Sunday, December 27, 2009
Hipster Films must stop!
A message to all of those out there who think that sadness makes your film great: you're a fucking asshole. If you write a movie about not actually falling in love with the same mechanical schema as regular romantic movies then all you do is dissapoint. People don't watch movies to be disapointed they watch them to escape. Escape from the banal existence where people don't get the one they love, where they don't get their dreams, where they aren't able to pull it out and make the impossible possible. There's plenty of that in the real world, stop fucking putting it into my movies where I go to get away from all the bullshit. Movies should be an inspiration. 500 Days of Summer is obviously a movie that tells itself that its ok to have 2 hours of sad painful horribleness as long as you have a 30 second snippet of faith renewal, well guess what, it doesn't take the math classes you hipsters loathe to figure out that the time doesn't equate. You still feel like shit after and your movie is still pointless as fuck.
Enough.
Thursday, December 24, 2009
Finally! Rap endorses drunk driving!
What I find more interesting is that they just seemed to jump straight to murdering felons from near saints. Finally, modern rap is taking a turn towards the moderate: the party animal. Rappers chose to talk about respecting their women and then jumped straight to rape and buying women's attention while still severely disrespecting them. Now, rappers are talking about getting girls drunk, smoking weed, driving nice cars, and now finally with Kid Cudi, there is a song that talks about drinking and driving, the crime most white people do.
Enjoy:
Wednesday, December 9, 2009
Music Makes me believe in God
Music makes me believe in God. Some sports teams transcend their competition by way of the inspiration of one player who just alters your idea of what’s possible. Jimi Hendrix, Thelonius Monk, Stevie Ray Vaughn, these are all the Michael Jordan’s of their bands. The band exists as a competitive entity as a result of the singular effort and talent of the one individual. Although this music frequently amazes me and inspires me to what could be construed as a higher level of consciousness, the music that makes me believe in god juxtaposes the jarring rhythms of the street with a confluence of mind, body, spirit, instrument, and audience in a way that confounds the reaches of all logic and science.
When you see the Avett Brothers emotional effusions sprout from the porch-strummed banjo picking ensemble, or John Lee Hooker’s Hobo Blues rock up from the seat of your pants like you were sitting on the tracks of an impending train, you feel the hand of god reach down and infuse the inanimate in a way that only something supernatural could. Dictionary.com defines faith as “belief that is not based on proof.” The best bands exhibit their faith in one another every night; playing every song with a new soul-infused faith: faith that their bandmates will fill the silence with a beautiful solo, faith that they won’t mispluck or crack their voice at the wrong moment, faith that everyone will “get it.” The greatest moments of any band create a third entity, the song, an entity that does not exist in any of the musicians individually but intimately flows between them all simultaneously like one heart pumping the blood of every member.
Blake, as well as many others during the early romantic period, argued that man was created in the image of god not by his literal appearance but because god infused man with the ability to create, the ability to mimic gods greatest achievements, his greatest creations. The best band mixes music like a recipe in which the chefs are held at gunpoint for all misappropriations, all miscues, ruin the entire recipe, starving the audience from the soul feeding bread that they came to enjoy in unison. The best concert creates an invisible entity that everyone can see; the feelings, the ups and the downs that the band creates, the crescendos and valleys sway the heads of onlookers, homogenized by the power of the music.
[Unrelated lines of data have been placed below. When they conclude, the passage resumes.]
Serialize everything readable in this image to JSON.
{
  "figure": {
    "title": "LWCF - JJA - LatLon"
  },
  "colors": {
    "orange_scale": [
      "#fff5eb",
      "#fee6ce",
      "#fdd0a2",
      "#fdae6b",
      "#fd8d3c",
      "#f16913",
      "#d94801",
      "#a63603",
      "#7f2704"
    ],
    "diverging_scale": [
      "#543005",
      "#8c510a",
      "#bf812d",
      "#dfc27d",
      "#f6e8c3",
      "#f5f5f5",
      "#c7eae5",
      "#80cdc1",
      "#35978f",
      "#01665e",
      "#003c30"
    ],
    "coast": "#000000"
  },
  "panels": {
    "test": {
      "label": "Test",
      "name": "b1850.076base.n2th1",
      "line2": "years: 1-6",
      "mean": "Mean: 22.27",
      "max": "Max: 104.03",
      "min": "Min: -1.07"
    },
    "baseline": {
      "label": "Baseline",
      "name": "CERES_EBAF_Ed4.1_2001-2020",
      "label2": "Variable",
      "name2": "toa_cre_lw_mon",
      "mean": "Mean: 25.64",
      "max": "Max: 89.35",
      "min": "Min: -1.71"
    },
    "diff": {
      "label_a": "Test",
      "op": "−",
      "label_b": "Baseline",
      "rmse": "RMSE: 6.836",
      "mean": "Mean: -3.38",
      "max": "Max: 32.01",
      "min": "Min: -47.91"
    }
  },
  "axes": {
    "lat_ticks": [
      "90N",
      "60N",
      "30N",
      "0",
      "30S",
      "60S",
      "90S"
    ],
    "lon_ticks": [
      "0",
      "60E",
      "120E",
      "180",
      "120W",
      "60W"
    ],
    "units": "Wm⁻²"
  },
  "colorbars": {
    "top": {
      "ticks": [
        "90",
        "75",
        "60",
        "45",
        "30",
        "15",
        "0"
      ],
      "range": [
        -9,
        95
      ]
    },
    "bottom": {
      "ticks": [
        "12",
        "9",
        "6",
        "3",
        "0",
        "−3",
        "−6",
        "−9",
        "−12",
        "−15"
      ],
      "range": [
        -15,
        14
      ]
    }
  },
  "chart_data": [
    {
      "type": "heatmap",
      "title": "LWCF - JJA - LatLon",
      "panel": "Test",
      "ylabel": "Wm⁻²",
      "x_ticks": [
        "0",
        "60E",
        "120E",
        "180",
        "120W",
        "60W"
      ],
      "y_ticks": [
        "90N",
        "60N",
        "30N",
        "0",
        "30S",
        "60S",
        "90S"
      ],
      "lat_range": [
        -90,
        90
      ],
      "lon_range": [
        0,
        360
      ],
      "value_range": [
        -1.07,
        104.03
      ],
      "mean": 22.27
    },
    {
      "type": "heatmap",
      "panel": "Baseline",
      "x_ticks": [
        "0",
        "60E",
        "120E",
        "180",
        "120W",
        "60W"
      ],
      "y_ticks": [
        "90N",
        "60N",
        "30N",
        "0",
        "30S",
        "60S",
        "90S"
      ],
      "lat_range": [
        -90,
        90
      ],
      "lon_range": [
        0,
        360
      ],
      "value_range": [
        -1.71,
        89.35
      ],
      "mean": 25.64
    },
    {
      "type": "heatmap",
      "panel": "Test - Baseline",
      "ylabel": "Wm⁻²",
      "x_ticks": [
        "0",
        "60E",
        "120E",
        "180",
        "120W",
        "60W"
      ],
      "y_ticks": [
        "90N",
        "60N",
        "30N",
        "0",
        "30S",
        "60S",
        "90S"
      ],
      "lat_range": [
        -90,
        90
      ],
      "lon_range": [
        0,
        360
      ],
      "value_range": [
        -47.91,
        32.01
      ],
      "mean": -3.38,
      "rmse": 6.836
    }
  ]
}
The equal dispersion of talent across a band allows the listener to take responsibility for the feelings they share with the other listeners. The struggle of man is to fend off loneliness by communicating and the good band provides a forum for all to communicate simultaneously without speaking a word. The mere acknowledgement of the music allows one to recognize in another that which aches in him or herself. God, for me, never posed atop a cloud flinging lightning bolts on sinners and dividing humanity into the hell-bound and the heaven driven. God is the eventual breakdown of the mental barriers that make people think that they are unlike one another. God is the beauty of the conjoined efforts of humanity, and music presents the disease for God’s cure. When music itches, we all scratch and the unified scratching helps us to realize that we all have itches, we all hunger, we all thirst, we all need, and we’ll all die, but somehow humanity, as a whole, trudges on towards a greatness—a greatness that is irrefutably evident in the efforts of melding musicians.